It’s 5 days until Christmas, and we are knee-deep in the bustle, gathered up with the Haines family to wear Christmas pajamas, to eat until we want to die, and then to unwrap gifts. It wasn’t long ago that we had two sets of great-grandparents here and all the aunts and uncles, too. But things change, don’t they?
Today I’ll walk around my mother-in-law’s house and touch the trinkets that used to be at her mother’s house. I miss Grandmom, the one whose red Chanel lipstick I still strangely keep in my makeup drawer. It has the press of her lips in it. And pressed into me, too, is the way she loved me, though I wasn’t born from her people. I married in.

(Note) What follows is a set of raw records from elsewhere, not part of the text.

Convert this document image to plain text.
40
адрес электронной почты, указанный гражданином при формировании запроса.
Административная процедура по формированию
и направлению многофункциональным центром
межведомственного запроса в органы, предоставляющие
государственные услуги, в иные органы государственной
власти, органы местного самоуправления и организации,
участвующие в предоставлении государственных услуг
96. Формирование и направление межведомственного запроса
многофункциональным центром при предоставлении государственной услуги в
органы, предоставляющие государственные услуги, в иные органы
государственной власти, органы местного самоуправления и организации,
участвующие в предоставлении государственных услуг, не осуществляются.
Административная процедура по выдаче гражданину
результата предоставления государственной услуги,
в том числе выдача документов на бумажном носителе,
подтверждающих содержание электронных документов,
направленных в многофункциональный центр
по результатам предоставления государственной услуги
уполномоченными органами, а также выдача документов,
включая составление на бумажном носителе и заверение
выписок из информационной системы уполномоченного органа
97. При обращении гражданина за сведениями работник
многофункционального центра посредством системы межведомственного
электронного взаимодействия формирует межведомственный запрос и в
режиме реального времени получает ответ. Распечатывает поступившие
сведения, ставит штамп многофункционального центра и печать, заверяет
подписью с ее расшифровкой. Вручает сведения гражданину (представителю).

In the early days of our marriage, we would dine in Louisiana on early morning smothered quail. Her linens were from travels to Europe. She taught me fancy things, and we shared a love of science fiction.
Recently I started wearing her big cross again, the one Granddad hung over my neck as if I had run through a finish line, but really it was Grandmom who had crossed over—on to her Jesus and her C.S. Lewis.
Things change, don’t they? The shape of things, how they were then and how they are now, it really stands out at Christmas time.
Titus is asking for an Iron Man Horsey this year, and I told him there hasn’t been one of those invented yet, and he said, “That’s okay, Mama. Santa Claus can make it.” His three oldest brothers never spent a second believing in Santa Claus, but this time around, with our Titus, we’re all letting him believe. We don’t call Santa a lie anymore how we used to. We’re in the shape of wonder these days, too.
Isn’t it strange how missing can hit you at Christmas time, how a smell can bring back a song, how cinnamon throws me into my own Mamaw’s kitchen where I’m ten years old, drinking from oatmeal glass, “spiced tea” made with well water.
The older I get, the more I appreciate the tension, the tightrope slung between sorrow and wonder, lament and a proclamation of JOY.
As you wander the halls at old photographs and smell the memories you’ve shoved way back, remember the tension in this glorious season of waiting. We aren’t there yet, folks, but He’s coming. Feel the sorrow of it all and whisper glory.